Like the best of its competitors in this price class, the IE 7 offers a clear, focused, highly transparent sound. The earphone is also quite sensitive and easy to drive, so that it produces a big sound that is dynamically alive. Tonal balance is reasonably neutral and characterized by tight and robust (but not overblown) bass, and smooth, evenly weighted midrange. Highs are clean and clear, but treble response is skewed slightly to the bright side of neutrality. Some perceive the forward-sounding highs as enhancing clarity, while others feel they make the IE 7 sound a bit thin or even “bass shy,” which isn’t actually the case.
On the title track of Marcus Miller’s The Sun Don’t Lie [Pra Records], you’ll hear Miller on a Fender Jazz bass guitar ably supported by synthesizers, piano, steel drum, and a percussion battery. The Sennheiser’s strengths for the most part complement the track perfectly, capturing the dark, potent “pop” of Miller’s lowest slapped notes (man, can the IE 7s go low), while also revealing the almost vocal quality of sustained bass notes, which sing with a prolonged “Mwaaahh” that’s incredibly evocative. All the intricate inner textures of the synth are exposed as is the characteristically round tone and unmistakably Caribbean voice of the steel drum. But high percussion, though very clear, has a bit of excess sizzle, sheen, and bite that—though undeniably exciting—sounds a little larger than life. This characteristic complements some material, but not all.

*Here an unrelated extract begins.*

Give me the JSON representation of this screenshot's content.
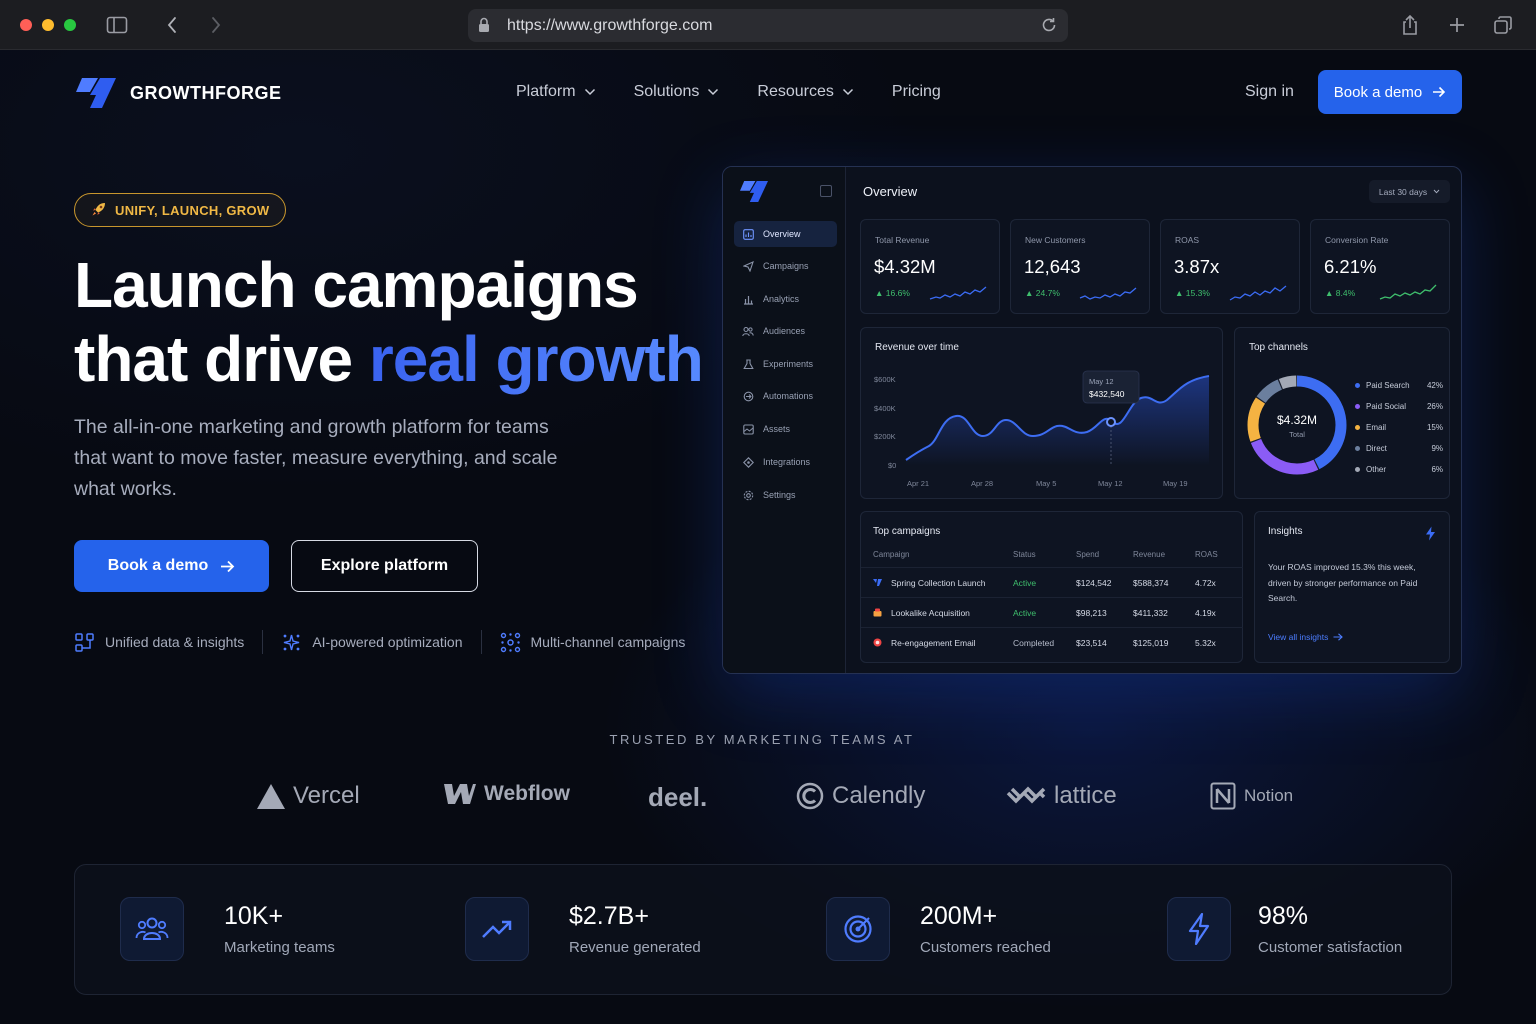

The IE 7s are quite light, with an earpiece design that requires you to route earpiece cables up and over your ears, with cables running through a stiff, bendable tube that doubles as an custom-fit ear clip. I found the IE 7s quite tricky to position so as to achieve a good seal, and some guest listeners gave up before ever experiencing a really good fit (meaning they missed out on the IE 7’s potentially superb bass response). With this headphone more than most in this survey, you need to keep experimenting with eartips and positioning until they seal well, thus producing great bass.